Na sala de aula, devia ser proibido um professor dizer “Cala-te!”
O exemplo e a exigência vêm de cima, e replicam-se pela cadeia de comando — sabemos que é assim em todas as organizações, das escolas, aos hospitais, como numa cadeia de restaurantes ou no jornal em que trabalhamos.
Mãe,
Hoje vou ser brusca, não vou analisar as atenuantes, nem fazer uso da minha habitual empatia que me obriga sempre a tentar ver um problema de todos os pontos de vista.
Numa sala de aula tem de ser absolutamente impensável e proibido um professor dizer: “Cala-te!”, “Estás parvo/a ou quê?”, “Tenho vergonha vossa”, “Não tenho paciência para vos aturar”, “Estás mas é maluco”, “Precisas de ajuda psiquiátrica”... Ou qualquer palavrão (juro que não sei como é que é possível ter de escrever uma coisa destas).
Também tem de ser inimaginável um professor levantar a secretária e deixá-la cair, bater com os punhos na mesa.
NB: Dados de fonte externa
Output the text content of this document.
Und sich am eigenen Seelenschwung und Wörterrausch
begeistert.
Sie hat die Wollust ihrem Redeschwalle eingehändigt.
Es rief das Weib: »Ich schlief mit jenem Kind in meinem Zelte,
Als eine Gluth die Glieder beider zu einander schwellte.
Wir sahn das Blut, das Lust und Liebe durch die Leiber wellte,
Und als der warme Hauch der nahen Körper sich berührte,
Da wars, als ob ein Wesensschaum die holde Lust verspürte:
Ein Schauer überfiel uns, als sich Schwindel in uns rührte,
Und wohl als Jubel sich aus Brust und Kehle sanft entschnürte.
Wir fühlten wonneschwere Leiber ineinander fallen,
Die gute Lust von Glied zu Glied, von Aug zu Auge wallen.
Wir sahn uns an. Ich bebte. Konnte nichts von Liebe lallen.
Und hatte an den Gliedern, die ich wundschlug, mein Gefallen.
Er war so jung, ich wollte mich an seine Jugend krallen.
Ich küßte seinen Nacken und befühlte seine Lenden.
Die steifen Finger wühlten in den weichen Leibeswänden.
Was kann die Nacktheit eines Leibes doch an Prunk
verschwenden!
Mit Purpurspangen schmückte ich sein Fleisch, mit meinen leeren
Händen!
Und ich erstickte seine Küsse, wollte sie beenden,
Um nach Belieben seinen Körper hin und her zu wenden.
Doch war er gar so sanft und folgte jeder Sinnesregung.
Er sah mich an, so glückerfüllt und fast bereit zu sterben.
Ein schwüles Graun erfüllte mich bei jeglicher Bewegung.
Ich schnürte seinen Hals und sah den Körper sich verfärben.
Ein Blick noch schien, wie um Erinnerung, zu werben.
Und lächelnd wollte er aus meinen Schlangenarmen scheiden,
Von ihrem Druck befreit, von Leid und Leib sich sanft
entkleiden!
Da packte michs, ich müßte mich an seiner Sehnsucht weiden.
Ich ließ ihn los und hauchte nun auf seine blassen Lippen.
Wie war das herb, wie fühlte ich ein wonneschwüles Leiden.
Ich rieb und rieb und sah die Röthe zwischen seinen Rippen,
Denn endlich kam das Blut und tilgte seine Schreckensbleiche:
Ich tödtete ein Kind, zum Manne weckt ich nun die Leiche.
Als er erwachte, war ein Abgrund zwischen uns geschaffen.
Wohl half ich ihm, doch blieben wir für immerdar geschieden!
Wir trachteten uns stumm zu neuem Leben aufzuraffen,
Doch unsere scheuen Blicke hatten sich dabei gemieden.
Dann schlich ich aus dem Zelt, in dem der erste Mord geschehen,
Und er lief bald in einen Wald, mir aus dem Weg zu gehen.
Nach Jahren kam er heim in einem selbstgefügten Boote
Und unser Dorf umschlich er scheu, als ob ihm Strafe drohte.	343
Obviamente, os alunos também não estão autorizados a falar ou a agir assim em relação aos professores, mas a verdade é que quando o fazem, podem (e devem) sofrer as consequências.
Já no caso dos professores, habitualmente não há consequências nenhumas. E sim, mãe, posso garantir que todas as frases foram partilhadas comigo por mães — e professoras! — que não tinham interesse nenhum em mentir.
Será isto pedir demais?
Bjs
Ana,
Como sabes há anos e anos que vou falar a escolas de Norte a Sul do país e posso garantir-te que percebo imediatamente pela forma como os alunos falam uns com os outros, e com os adultos em seu redor, de qual é a bitola daquela “instituição”.
Começo logo a detectar a diferença enquanto espero na portaria, na forma como vejo o cumprimento que os miúdos recebem e retribuem ao chegar à escola, sinto-o nos corredores, e confirmo-o na sala de aulas ou na biblioteca onde me recebem.
E, Ana, a diferença não está ligada nem ao “meio social” dos alunos, nem ao local onde a escola se insere, mas invariavelmente à “cultura de empresa” que alguém, no topo da hierarquia, conseguiu implementar. Muitas vezes de forma estruturada e persistente ao longo de décadas. O exemplo e a exigência vêm de cima, e replicam-se pela cadeia de comando — sabemos que é assim em todas as organizações, das escolas, aos hospitais, como numa cadeia de restaurantes ou no jornal em que trabalhamos.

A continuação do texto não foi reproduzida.